Melangkah menyisiri trotoar aku langsung menjawab telepon David.
“Assalammaulaikum Fan”
“Waalaikumsalam.” Aku menutupi wajah dengan buku Salman karena siang ini udara terasa sangat panas. Sedangkan kantong belanjaanku aku masukkan ke dalam tas selempangku untuk memudahkan aku melangkah.
“Sudahkah kamu mendapatkan jawabannya Fan.”
Aku terdiam sebentar. Deru mobil yang berlalu lalang di jalan raya membuat aku akhirnya duduk di sebuah pinggiran tembok yang rendah. Yang membatasi taman yang ada dengan trotoar.
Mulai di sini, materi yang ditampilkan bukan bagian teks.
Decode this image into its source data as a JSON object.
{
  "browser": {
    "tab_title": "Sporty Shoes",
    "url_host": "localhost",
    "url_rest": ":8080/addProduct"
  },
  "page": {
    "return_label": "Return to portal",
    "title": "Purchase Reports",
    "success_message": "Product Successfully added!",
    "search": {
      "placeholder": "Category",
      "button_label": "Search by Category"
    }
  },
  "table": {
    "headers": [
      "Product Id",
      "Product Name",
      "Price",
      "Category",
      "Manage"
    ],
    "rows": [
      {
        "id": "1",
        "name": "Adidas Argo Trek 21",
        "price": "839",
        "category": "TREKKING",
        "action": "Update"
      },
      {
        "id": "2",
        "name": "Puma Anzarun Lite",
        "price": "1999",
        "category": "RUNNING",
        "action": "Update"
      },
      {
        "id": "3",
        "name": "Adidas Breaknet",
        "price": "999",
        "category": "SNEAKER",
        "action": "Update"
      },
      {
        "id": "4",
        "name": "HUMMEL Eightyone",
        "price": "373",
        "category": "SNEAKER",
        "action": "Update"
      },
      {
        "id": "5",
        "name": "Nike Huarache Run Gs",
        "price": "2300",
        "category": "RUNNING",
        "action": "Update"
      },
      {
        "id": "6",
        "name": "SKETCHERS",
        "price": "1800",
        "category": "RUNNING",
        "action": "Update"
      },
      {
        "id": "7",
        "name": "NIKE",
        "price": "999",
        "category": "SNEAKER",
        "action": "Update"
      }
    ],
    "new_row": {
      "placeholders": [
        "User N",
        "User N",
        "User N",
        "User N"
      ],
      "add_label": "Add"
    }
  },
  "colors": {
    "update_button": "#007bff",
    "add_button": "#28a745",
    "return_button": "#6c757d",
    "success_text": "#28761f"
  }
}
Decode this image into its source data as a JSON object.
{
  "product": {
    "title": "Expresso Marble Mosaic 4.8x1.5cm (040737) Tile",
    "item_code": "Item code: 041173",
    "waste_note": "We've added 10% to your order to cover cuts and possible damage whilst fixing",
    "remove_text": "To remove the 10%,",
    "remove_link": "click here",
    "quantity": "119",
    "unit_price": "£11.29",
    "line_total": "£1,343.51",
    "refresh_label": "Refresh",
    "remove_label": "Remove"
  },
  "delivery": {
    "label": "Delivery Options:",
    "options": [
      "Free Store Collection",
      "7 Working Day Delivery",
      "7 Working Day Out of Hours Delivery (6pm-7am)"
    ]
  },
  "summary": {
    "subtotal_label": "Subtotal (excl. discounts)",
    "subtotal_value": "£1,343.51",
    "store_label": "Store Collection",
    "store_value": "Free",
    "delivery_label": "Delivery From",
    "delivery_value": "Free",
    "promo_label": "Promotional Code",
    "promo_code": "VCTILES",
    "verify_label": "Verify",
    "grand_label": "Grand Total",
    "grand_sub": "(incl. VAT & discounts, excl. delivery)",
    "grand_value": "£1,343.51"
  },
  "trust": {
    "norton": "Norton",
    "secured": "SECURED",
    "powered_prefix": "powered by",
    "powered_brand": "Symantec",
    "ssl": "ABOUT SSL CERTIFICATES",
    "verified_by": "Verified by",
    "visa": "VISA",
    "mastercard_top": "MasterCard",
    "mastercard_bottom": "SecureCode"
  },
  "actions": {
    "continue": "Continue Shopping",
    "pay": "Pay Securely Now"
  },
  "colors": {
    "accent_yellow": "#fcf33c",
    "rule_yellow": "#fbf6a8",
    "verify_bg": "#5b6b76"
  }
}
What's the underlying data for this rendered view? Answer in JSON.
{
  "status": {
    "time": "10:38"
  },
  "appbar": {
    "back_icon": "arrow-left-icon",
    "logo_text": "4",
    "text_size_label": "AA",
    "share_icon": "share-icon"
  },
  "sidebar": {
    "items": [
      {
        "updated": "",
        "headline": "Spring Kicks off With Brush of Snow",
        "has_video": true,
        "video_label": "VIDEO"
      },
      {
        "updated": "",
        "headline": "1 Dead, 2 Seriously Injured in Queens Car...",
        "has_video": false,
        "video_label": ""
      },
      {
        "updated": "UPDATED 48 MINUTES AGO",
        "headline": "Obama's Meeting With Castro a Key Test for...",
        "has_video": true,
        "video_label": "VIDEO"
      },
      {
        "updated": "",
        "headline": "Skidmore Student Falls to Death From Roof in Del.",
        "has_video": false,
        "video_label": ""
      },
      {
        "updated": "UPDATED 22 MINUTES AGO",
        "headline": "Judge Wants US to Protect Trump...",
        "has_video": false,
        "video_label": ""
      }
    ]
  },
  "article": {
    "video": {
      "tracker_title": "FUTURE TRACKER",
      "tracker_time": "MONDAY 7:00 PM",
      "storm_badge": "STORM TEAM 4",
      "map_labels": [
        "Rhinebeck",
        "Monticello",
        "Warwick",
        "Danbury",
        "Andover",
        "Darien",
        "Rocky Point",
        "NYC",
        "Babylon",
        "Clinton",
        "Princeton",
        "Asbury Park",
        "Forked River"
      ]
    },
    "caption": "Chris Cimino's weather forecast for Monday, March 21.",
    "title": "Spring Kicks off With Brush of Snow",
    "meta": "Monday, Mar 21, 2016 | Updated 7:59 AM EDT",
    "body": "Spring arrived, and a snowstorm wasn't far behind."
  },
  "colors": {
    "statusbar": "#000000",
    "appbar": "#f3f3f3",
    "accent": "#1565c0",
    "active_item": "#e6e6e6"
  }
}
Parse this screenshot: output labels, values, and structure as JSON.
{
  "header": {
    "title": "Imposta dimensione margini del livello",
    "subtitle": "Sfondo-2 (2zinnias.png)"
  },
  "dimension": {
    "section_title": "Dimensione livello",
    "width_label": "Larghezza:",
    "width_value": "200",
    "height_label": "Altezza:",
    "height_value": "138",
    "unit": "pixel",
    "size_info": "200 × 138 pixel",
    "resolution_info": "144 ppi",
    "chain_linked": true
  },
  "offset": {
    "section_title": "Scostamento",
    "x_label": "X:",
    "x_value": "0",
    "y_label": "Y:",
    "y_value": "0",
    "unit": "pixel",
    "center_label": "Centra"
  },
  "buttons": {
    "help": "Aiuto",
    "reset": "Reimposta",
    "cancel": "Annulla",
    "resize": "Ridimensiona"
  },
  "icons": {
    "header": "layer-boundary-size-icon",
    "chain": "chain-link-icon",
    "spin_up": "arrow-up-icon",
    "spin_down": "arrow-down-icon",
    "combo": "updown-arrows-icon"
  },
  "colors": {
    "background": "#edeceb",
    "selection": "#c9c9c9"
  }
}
“Fan kamu dimana sih? Kenapa berisik?”
David kembali mengutarakan pertanyaan. Dan aku menghela nafas lagi.
“Vid. Ku belum menemukanmu dalam istkarahku. Aku mohon beri aku waktu Vid.”
Ada helaan nafas di ujung sana. Aku tidak mau menyakiti David, tapi aku memang belum mampu untuk menjawab lamaran dari David.
“Baiklah Van. Aku juga akan melakukan hal yang sama.”
Aku mengangguk. Setidaknya David memang orang yang baik. Dia tidak memaksaku. Keyakinanku tambah 1 % lagi untuk David.
“Fani ikut gue masuk ke dalam mobil.” Aku terkejut saat mendengar teriakan Bimo. Dia kini berada di dalam mobil dan sudah berhenti di depanku. Tentu saja hal ini membuat aku kesal. Kenapa Bimo masih terus mengejarku?
“Fan itu suara siapa?” Aku tergeragap saat David bertanya. Dan baru tersadar kalau aku belum memutuskan telepon dari David.
“Owh maaf ya Vid. Nanti kita sambung lagi. Assalammualaikum.”
Aku langsung mematikan ponsel. Tidak mau membuat David salah paham. Lalu kin imenatap Bimo yang masih ada di dalam mobil dan melongokkan kepala dari kaca jendela mobil.
“Aku sudah bilang kan Bim. Sekarang pergi dari sini.”
“Enggak. Gue tadi lihat lo menangis.”
Aku terkesiap saat mendengar ucapan Bimo. Dia melihatku menangis?
“Bim aku mohon. Urusan kita sudah selesai. Aku akan menikah Bim.” Itu aku ucapkan dengan refleks. Aku bisa melihat raut wajah David menjadi berubah. Dia menatapku tak percaya.
“Kamu bohong kan sama aku?”
Kini aku menemukan keberanian. Aku beranjak dari dudukku. Tubuhku rasanya lengket semua karena terik matahari yang bersinar siang ini.
“Secepatnya aku kirim undangan ke rumah kamu.” Setelah mengatakan itu aku langsung berbalik dan tidak menoleh lagi ke belakang. Aku tidak mau melihat raut wajah Bimo. Tidak mau goyah lagi. Meski aku juga belum tahu akan menikah dengan siapa. Memohon pengampunan kepada Allah Swt karena telah berbohong kepada Bimo.